Lise yıllarımda iki ya da üç kitabını okuduğum büyük usta Cengiz Aytmatov’un Ötüken Yayınlarından çıkan 13 kitaplık setini geçtiğimiz bir aylık süre zarfında bir solukta okudum. Bu, pek başvurduğum bir yöntem değildir, ancak pişmanlık duymadığımı da söylemeliyim. Böylece Aytmatov’u edebî üslûbundan kopmadan derinlemesine anlamaya çalıştım.
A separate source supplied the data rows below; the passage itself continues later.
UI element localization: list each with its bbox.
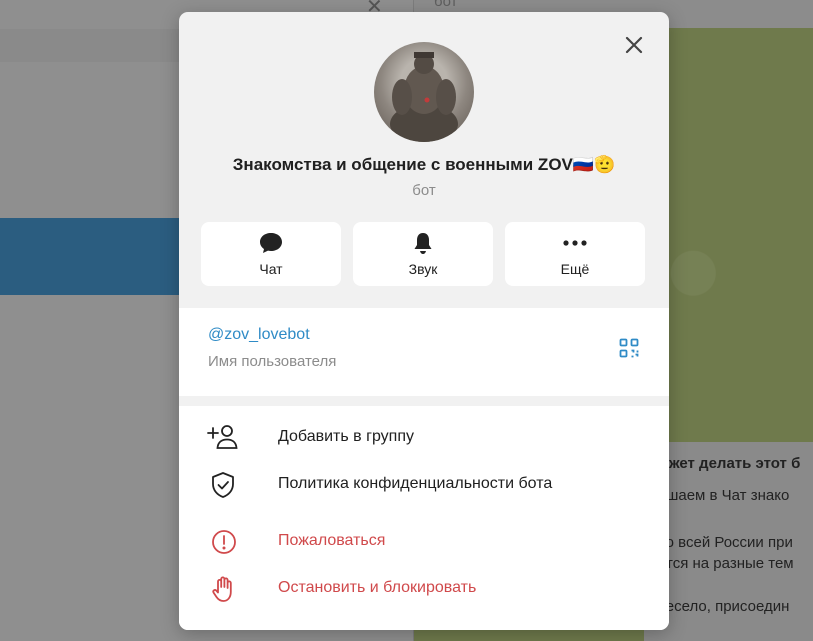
avatar[interactable] [374,42,474,142]
username-section: @zov_lovebot Имя пользователя [179,308,669,396]
add-to-group-label: Добавить в группу [278,428,414,445]
profile-menu: Добавить в группу Политика конфиденциаль… [179,406,669,630]
chat-button-label: Чат [259,261,283,277]
background-message: ожет делать этот б ашаем в Чат знако со … [644,442,813,641]
qr-code-icon[interactable] [619,338,639,358]
profile-subtitle: бот [412,182,436,199]
message-line: ожет делать этот б [660,455,801,472]
chat-button[interactable]: Чат [201,222,341,286]
sound-button[interactable]: Звук [353,222,493,286]
report-label: Пожаловаться [278,532,386,549]
background-chat-status: бот [434,0,458,10]
message-line: со всей России при [658,534,793,551]
message-line: ашаем в Чат знако [658,487,790,504]
report-item[interactable]: Пожаловаться [179,521,669,561]
username-label: Имя пользователя [208,353,337,370]
add-user-icon [207,424,239,450]
stop-hand-icon [207,575,239,602]
profile-name: Знакомства и общение с военными ZOV🇷🇺🫡 [232,155,616,174]
stop-and-block-label: Остановить и блокировать [278,579,477,596]
message-line: весело, присоедин [658,598,790,615]
chat-bubble-icon [201,230,341,256]
bell-icon [353,230,493,256]
close-icon[interactable] [621,32,647,58]
message-line: отся на разные тем [658,555,794,572]
action-buttons: Чат Звук Ещё [201,222,647,286]
more-button[interactable]: Ещё [505,222,645,286]
username-link[interactable]: @zov_lovebot [208,326,310,344]
privacy-policy-item[interactable]: Политика конфиденциальности бота [179,464,669,504]
shield-check-icon [207,471,239,498]
more-dots-icon [505,230,645,256]
stop-and-block-item[interactable]: Остановить и блокировать [179,568,669,608]
add-to-group-item[interactable]: Добавить в группу [179,417,669,457]
bot-profile-dialog: Знакомства и общение с военными ZOV🇷🇺🫡 б… [179,12,669,630]
more-button-label: Ещё [560,261,590,277]
sound-button-label: Звук [408,261,438,277]
report-icon [207,528,239,554]
privacy-policy-label: Политика конфиденциальности бота [278,475,553,492]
Peki, bunda başarılı olabildin mi, diye sorarsanız, hayır cevabını veririm. Zira Aytmatov’un her eseri, konular arasında zaman zaman benzerlikler yakalasanız da apayrı birer dünya sunuyor size. Genellikle bozkır temasını merkezine alan, ama her biri apayrı birer dünya… Toprak Ana, o dünyalardan yalnızca biri…
Bozkır demişken, uçsuz bucaksız bozkırı bir kitaba bu denli sığdırabilen bir başka romancı var mıdır? Acısıyla, hırsıyla, sevinciyle, hüznüyle, her çeşit duygu yüküyle dolu bir bozkır yaşamından söz ediyorum. Aytmatov, Toprak Ana’da savaşın her hâlini yaşıyor, yaşatıyor. Bir sahnesini dahi kaleme almadan savaşın yankısını öyle aksettiriyor ki aynı duyguları siz de yüreğinizde hissediyorsunuz. Dahası, bu acının bitmemesini, kitabın sona ermemesini istiyorsunuz. Her şeye rağmen bu eseri sadece bir kelimeyle anlatma hakkım olsaydı önce “umut” derdim.
Aytmatov, Toprak Ana eserinde anası gibi gördüğü toprakla dertleşiyor. Toprak ile yaşadığı diyalog arasında geçmişini hatırlıyor, akıcı üslûbuyla anlatıyor, bize de usulca dinlemek düşüyor. Sözü fazla uzatmaya gerek yok. Ekmek ile emek kelimelerinin eş anlamlı olduğunu iddia etsem bana gülüp geçersiniz, değil mi? O hâlde vakit kaybetmeden Toprak Ana’yı okuyunuz.